Comment a-t-on pu conduire les gens à une façon de vivre où ils ne gagnent pas tous les fruits de ce qu’ils produisent, ne décident pas de ce qu’ils produisent, ni de comment produire, ni de comment répartir ? Il a fallu historiquement (et il faut toujours) les contraindre au travail salarié, par la violence assassine ou la menace insidieuse de la privation. Le capitalisme n’est pas l’abondance, il procède de l’organisation de la rareté, c’est-à-dire de la dépossession et de la pauvreté. D’une échelle inégale des salaires pour certains prolos, de la privation de travail pour d’autres, et de la répression pour les récalcitrants. Le capitalisme est un système par définition inégalitaire, au sens où il ne donne pas le même usage des biens de ce monde à tout le monde. Tant que le capitalisme existera, il sera impossible d’obtenir des conditions de vie décentes pour tous. On peut accepter ou non le capitalisme, mais ses paradigmes ne sont pas aménageables, si ce n’est dans le sens pernicieux de faire perdurer ses effets dévastateurs.
Aux personnes qui n’acceptent pas le capitalisme, se pose la question des moyens de l’abattre. Pouvons-nous sérieusement envisager un seul instant que voter pour des dirigeants qui mettraient en place l’égalité inconditionnelle des revenus puisse constituer une option plausible, face au pouvoir politique, économique et militaire actuel des détenteurs de capitaux ?

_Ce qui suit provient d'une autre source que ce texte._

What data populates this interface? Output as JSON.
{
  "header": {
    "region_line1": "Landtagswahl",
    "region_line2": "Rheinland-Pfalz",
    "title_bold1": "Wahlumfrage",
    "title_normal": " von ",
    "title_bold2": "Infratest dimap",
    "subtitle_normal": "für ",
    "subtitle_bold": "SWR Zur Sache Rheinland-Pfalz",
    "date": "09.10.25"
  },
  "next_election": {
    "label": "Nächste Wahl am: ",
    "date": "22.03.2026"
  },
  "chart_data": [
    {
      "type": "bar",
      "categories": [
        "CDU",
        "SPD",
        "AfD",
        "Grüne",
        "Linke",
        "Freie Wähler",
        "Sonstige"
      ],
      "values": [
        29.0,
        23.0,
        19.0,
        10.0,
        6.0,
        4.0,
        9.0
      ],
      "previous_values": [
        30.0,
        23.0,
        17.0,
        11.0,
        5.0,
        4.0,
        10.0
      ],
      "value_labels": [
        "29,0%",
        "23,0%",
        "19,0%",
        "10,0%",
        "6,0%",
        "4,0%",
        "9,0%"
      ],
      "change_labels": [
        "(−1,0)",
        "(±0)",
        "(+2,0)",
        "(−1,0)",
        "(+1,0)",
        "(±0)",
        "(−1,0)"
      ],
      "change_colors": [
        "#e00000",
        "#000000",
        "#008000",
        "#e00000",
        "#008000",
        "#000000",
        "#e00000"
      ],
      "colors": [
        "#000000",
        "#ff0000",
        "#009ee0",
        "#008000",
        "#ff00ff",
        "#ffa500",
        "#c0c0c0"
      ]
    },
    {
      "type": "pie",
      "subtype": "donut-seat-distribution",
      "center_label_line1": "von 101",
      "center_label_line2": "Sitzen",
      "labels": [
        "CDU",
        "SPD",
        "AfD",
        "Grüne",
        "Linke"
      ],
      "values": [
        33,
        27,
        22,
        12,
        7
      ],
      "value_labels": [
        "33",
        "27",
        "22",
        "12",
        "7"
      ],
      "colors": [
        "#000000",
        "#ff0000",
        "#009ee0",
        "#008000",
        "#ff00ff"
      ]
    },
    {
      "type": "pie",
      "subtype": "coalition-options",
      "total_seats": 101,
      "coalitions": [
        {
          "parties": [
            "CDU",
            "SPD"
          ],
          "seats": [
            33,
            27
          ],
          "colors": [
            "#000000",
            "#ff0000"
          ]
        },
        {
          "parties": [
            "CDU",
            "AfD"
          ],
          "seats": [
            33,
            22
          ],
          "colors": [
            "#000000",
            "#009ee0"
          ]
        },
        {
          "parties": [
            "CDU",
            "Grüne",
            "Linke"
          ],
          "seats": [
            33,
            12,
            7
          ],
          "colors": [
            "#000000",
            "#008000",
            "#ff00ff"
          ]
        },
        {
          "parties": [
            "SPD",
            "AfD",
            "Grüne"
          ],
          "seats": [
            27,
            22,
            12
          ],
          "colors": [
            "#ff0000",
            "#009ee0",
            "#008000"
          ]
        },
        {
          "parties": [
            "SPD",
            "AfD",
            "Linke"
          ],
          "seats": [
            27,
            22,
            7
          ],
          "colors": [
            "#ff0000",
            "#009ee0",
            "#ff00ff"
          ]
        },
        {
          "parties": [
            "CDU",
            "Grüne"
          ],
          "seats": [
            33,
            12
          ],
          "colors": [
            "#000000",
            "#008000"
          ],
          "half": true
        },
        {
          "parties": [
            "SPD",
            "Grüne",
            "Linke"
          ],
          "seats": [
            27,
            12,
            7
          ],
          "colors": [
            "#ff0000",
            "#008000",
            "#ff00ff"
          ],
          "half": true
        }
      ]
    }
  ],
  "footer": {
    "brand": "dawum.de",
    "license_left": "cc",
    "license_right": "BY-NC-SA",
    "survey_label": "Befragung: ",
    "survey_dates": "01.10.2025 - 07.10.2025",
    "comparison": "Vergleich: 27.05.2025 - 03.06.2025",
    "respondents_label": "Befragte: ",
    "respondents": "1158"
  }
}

Evidemment non, à moins d’être complètement naïfs ou ignorants de la nature du capitalisme, ce que ne sont pas les économistes. D’ailleurs, aucun candidat ne se présentant aux élections (même à l’extrême-gauche) ne propose l’égalité réelle. Au mieux, ces candidats proposent un « mieux », c’est-à-dire de taxer le capital d’un côté, et de limiter l’échelle des salaires de 1 à 6 de l’autre. Ce qui ne consiste qu’à proposer de maintenir la domination et l’inégalité sociales au prétexte de les rendre moins inacceptables, et s’avère par ailleurs tout aussi fantaisiste que de demander à un capitaliste de se couper un bras par charité. C’est par la lutte sociale que tout se gagne. Tous les droits sociaux n’ayant jamais été conquis que par la lutte directe des prolos contre le capital et l’Etat, imaginons seulement quel niveau de conflictualité et d’organisation il faudrait pour obtenir un revenu universel égal et décent !

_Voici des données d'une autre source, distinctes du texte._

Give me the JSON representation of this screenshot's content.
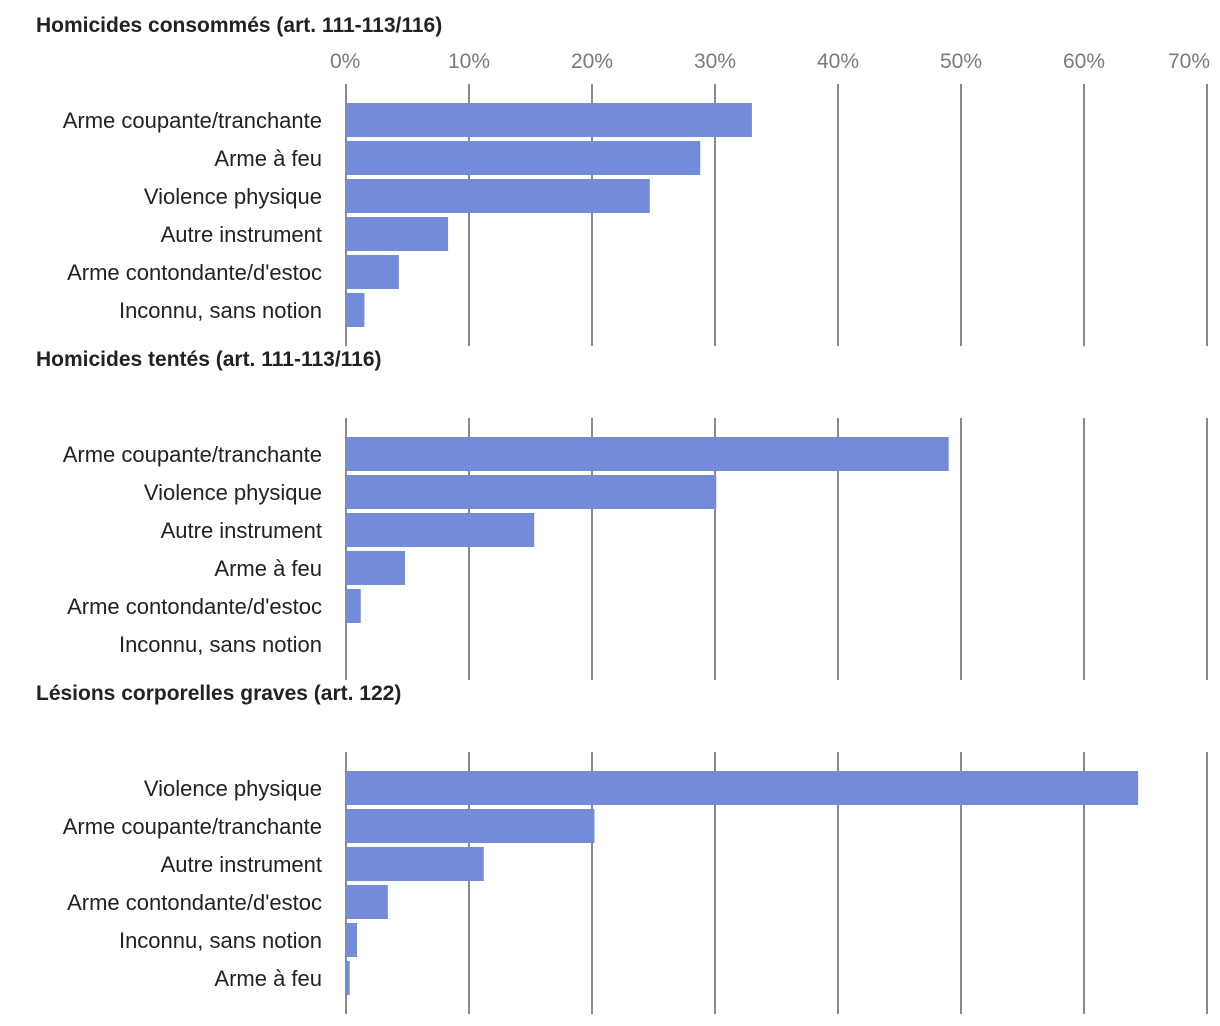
{
  "chart_data": {
    "type": "bar",
    "orientation": "horizontal",
    "bar_color": "#738cd9",
    "grid_color": "#8a8a8a",
    "xlim": [
      0,
      70
    ],
    "ticks": [
      {
        "value": 0,
        "label": "0%"
      },
      {
        "value": 10,
        "label": "10%"
      },
      {
        "value": 20,
        "label": "20%"
      },
      {
        "value": 30,
        "label": "30%"
      },
      {
        "value": 40,
        "label": "40%"
      },
      {
        "value": 50,
        "label": "50%"
      },
      {
        "value": 60,
        "label": "60%"
      },
      {
        "value": 70,
        "label": "70%"
      }
    ],
    "grid": true,
    "panels": [
      {
        "title": "Homicides consommés (art. 111-113/116)",
        "categories": [
          "Arme coupante/tranchante",
          "Arme à feu",
          "Violence physique",
          "Autre instrument",
          "Arme contondante/d'estoc",
          "Inconnu, sans notion"
        ],
        "values": [
          33.0,
          28.8,
          24.7,
          8.3,
          4.3,
          1.5
        ]
      },
      {
        "title": "Homicides tentés (art. 111-113/116)",
        "categories": [
          "Arme coupante/tranchante",
          "Violence physique",
          "Autre instrument",
          "Arme à feu",
          "Arme contondante/d'estoc",
          "Inconnu, sans notion"
        ],
        "values": [
          49.0,
          30.1,
          15.3,
          4.8,
          1.2,
          0
        ]
      },
      {
        "title": "Lésions corporelles graves (art. 122)",
        "categories": [
          "Violence physique",
          "Arme coupante/tranchante",
          "Autre instrument",
          "Arme contondante/d'estoc",
          "Inconnu, sans notion",
          "Arme à feu"
        ],
        "values": [
          64.4,
          20.2,
          11.2,
          3.4,
          0.9,
          0.3
        ]
      }
    ]
  }
}
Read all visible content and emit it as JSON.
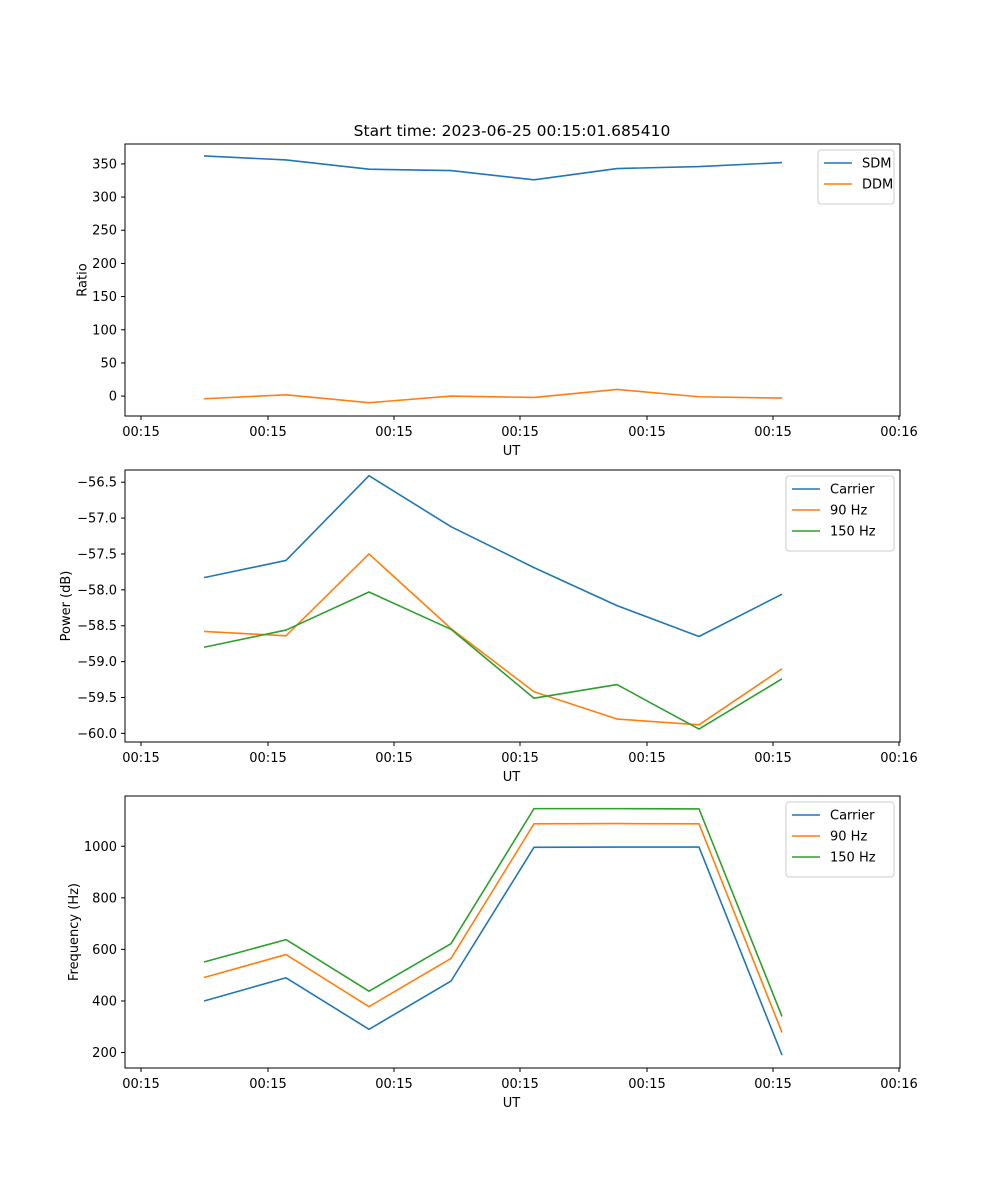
{
  "title": "Start time: 2023-06-25 00:15:01.685410",
  "colors": {
    "blue": "#1f77b4",
    "orange": "#ff7f0e",
    "green": "#2ca02c"
  },
  "chart_data": [
    {
      "type": "line",
      "title": "Start time: 2023-06-25 00:15:01.685410",
      "xlabel": "UT",
      "ylabel": "Ratio",
      "x_tick_labels": [
        "00:15",
        "00:15",
        "00:15",
        "00:15",
        "00:15",
        "00:15",
        "00:15",
        "00:16"
      ],
      "ylim": [
        -30,
        380
      ],
      "y_ticks": [
        0,
        50,
        100,
        150,
        200,
        250,
        300,
        350
      ],
      "y_tick_labels": [
        "0",
        "50",
        "100",
        "150",
        "200",
        "250",
        "300",
        "350"
      ],
      "legend_position": "top-right",
      "grid": false,
      "series": [
        {
          "name": "SDM",
          "color": "#1f77b4",
          "values": [
            362,
            356,
            342,
            340,
            326,
            343,
            346,
            352
          ]
        },
        {
          "name": "DDM",
          "color": "#ff7f0e",
          "values": [
            -4,
            2,
            -10,
            0,
            -2,
            10,
            -1,
            -3
          ]
        }
      ]
    },
    {
      "type": "line",
      "xlabel": "UT",
      "ylabel": "Power (dB)",
      "x_tick_labels": [
        "00:15",
        "00:15",
        "00:15",
        "00:15",
        "00:15",
        "00:15",
        "00:15",
        "00:16"
      ],
      "ylim": [
        -60.12,
        -56.33
      ],
      "y_ticks": [
        -60.0,
        -59.5,
        -59.0,
        -58.5,
        -58.0,
        -57.5,
        -57.0,
        -56.5
      ],
      "y_tick_labels": [
        "−60.0",
        "−59.5",
        "−59.0",
        "−58.5",
        "−58.0",
        "−57.5",
        "−57.0",
        "−56.5"
      ],
      "legend_position": "top-right",
      "grid": false,
      "series": [
        {
          "name": "Carrier",
          "color": "#1f77b4",
          "values": [
            -57.83,
            -57.59,
            -56.41,
            -57.12,
            -57.69,
            -58.22,
            -58.65,
            -58.06
          ]
        },
        {
          "name": "90 Hz",
          "color": "#ff7f0e",
          "values": [
            -58.58,
            -58.64,
            -57.5,
            -58.54,
            -59.42,
            -59.8,
            -59.88,
            -59.1
          ]
        },
        {
          "name": "150 Hz",
          "color": "#2ca02c",
          "values": [
            -58.8,
            -58.56,
            -58.03,
            -58.55,
            -59.51,
            -59.32,
            -59.94,
            -59.24
          ]
        }
      ]
    },
    {
      "type": "line",
      "xlabel": "UT",
      "ylabel": "Frequency (Hz)",
      "x_tick_labels": [
        "00:15",
        "00:15",
        "00:15",
        "00:15",
        "00:15",
        "00:15",
        "00:15",
        "00:16"
      ],
      "ylim": [
        140,
        1195
      ],
      "y_ticks": [
        200,
        400,
        600,
        800,
        1000
      ],
      "y_tick_labels": [
        "200",
        "400",
        "600",
        "800",
        "1000"
      ],
      "legend_position": "top-right",
      "grid": false,
      "series": [
        {
          "name": "Carrier",
          "color": "#1f77b4",
          "values": [
            400,
            490,
            290,
            477,
            996,
            997,
            997,
            190
          ]
        },
        {
          "name": "90 Hz",
          "color": "#ff7f0e",
          "values": [
            491,
            580,
            378,
            565,
            1087,
            1088,
            1087,
            278
          ]
        },
        {
          "name": "150 Hz",
          "color": "#2ca02c",
          "values": [
            551,
            638,
            438,
            622,
            1146,
            1146,
            1145,
            340
          ]
        }
      ]
    }
  ]
}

Pour en arriver à un tel rapport de force, il faudrait nous donner les moyens d’exproprier les patrons et les dirigeants, c’est-à-dire de briser leur monopole décisionnel, pour que les populations décident directement de tout ce qui les concerne. C’est-à-dire une révolution sociale radicale, au sens où elle renverserait les fondements mêmes de l’injustice, et toutes les valeurs qui les supposent. Un tel niveau d’organisation supposerait que les individus et collectifs aient déjà gagné assez en puissance, en organisation et en expériences, qu’ils soient déjà en mesure d’arracher l’existant aux dirigeants, de socialiser l’espace et les biens, et d’extirper les notions mêmes de valeur monétaire et de privation dans leurs activités, pour satisfaire les besoins réellement exprimés par eux-mêmes. Les rapports sociaux autoritaires, marchands et monétaires, outils de la société capitaliste, seraient ainsi remplacés par l’organisation sociale directe. On ne parlerait donc plus de « revenu » ni de propriété privée, mais d’usage.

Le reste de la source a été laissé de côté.